Ideally, the evidence for association would come from repeated demonstration of a directional association (even if non-significant), such that pooled- or meta-analyses show a clearly significant directional effect (Norton et al., 2007). However, there have been difficulties in defining what constitutes replication, since many studies vary in their methods, marker sets employed, phenotype definition, and other study design characteristics (Munafo et al., 2008
). In addition, when based upon indirect association, replication of particular alleles may not be easily obtained due to a mixture of population differences in allelic heterogeneity at the locus, allele frequencies, patterns of linkage disequilibrium (LD), phenotypic variation relevant to the associated allele, or exposure to environmental variables with which a risk allele interacts (O’Donovan and Owen, 1999). Association to the same allele across studies should be sought, but it cannot be a pre-requisite for considering a study as supportive of association between disease (i.e. schizophrenia) and a particular gene; instead, it is legitimate to consider association to any allele or haplotype as significant evidence for replication at the gene-level, if it both survives honest appropriate correction for multiple testing and is based on a well-designed quality-controlled study. (Norton et al., 2007).

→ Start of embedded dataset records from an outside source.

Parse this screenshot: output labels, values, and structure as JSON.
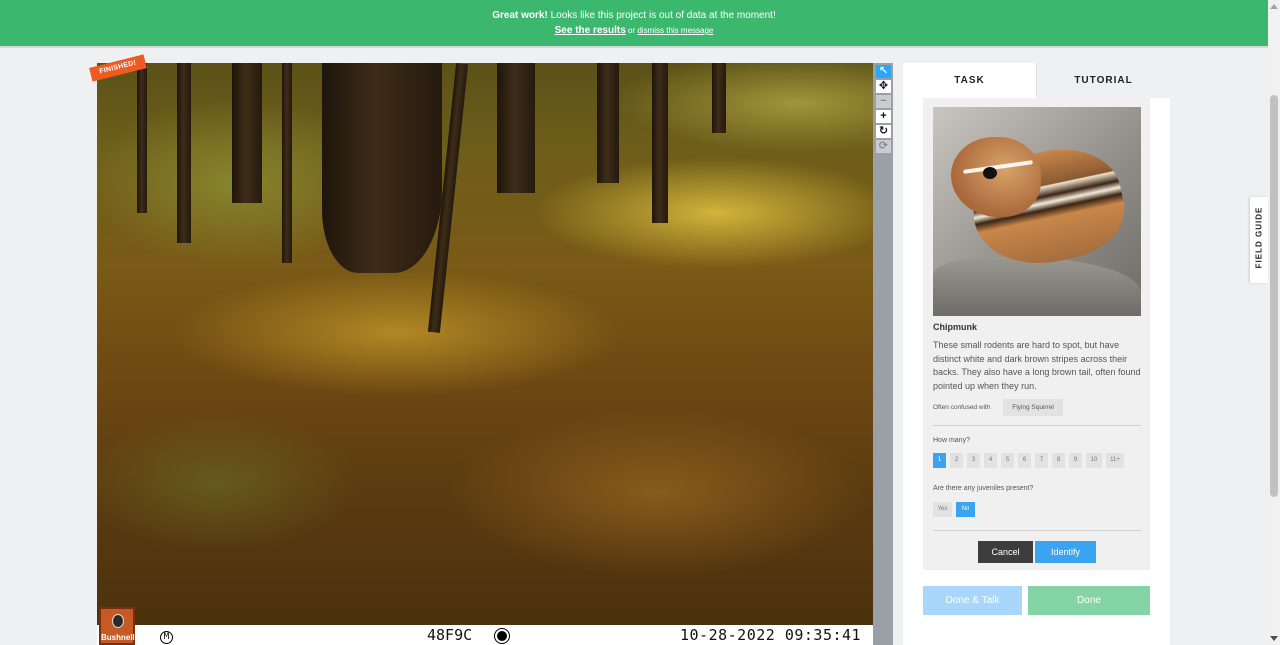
{
  "banner": {
    "bold": "Great work!",
    "message": " Looks like this project is out of data at the moment!",
    "results_link": "See the results",
    "or": " or ",
    "dismiss_link": "dismiss this message"
  },
  "subject": {
    "finished_ribbon": "FINISHED!",
    "camera_brand": "Bushnell",
    "camera_mode": "M",
    "camera_code": "48F9C",
    "timestamp": "10-28-2022 09:35:41"
  },
  "tools": [
    {
      "name": "pointer-icon",
      "glyph": "↖"
    },
    {
      "name": "pan-icon",
      "glyph": "✥"
    },
    {
      "name": "zoom-out-icon",
      "glyph": "−"
    },
    {
      "name": "zoom-in-icon",
      "glyph": "+"
    },
    {
      "name": "rotate-icon",
      "glyph": "↻"
    },
    {
      "name": "reset-icon",
      "glyph": "⟳"
    }
  ],
  "tabs": {
    "task": "TASK",
    "tutorial": "TUTORIAL"
  },
  "species_card": {
    "name": "Chipmunk",
    "description": "These small rodents are hard to spot, but have distinct white and dark brown stripes across their backs. They also have a long brown tail, often found pointed up when they run.",
    "confused_label": "Often confused with",
    "confused_with": "Flying Squirrel",
    "how_many_label": "How many?",
    "count_options": [
      "1",
      "2",
      "3",
      "4",
      "5",
      "6",
      "7",
      "8",
      "9",
      "10",
      "11+"
    ],
    "selected_count": "1",
    "juveniles_label": "Are there any juveniles present?",
    "yes_label": "Yes",
    "no_label": "No",
    "selected_juveniles": "No",
    "cancel_label": "Cancel",
    "identify_label": "Identify"
  },
  "actions": {
    "done_talk": "Done & Talk",
    "done": "Done"
  },
  "field_guide_label": "FIELD GUIDE",
  "colors": {
    "banner": "#3bb86e",
    "accent": "#3aa4f0",
    "finished": "#ef5a22",
    "done": "#84d4a6",
    "done_talk": "#a8d7fb"
  }
}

The purpose of this review is to highlight some of the most studied neuroplasticity pathways implicated in the etiology of schizophrenia, both genetically and biologically, and detail the signaling cascades involved in their regulation of synaptogenesis and plasticity. In addition, this review will discuss how different pathways might converge and how perturbations in these pathways might contribute to the pathophysiology of schizophrenia.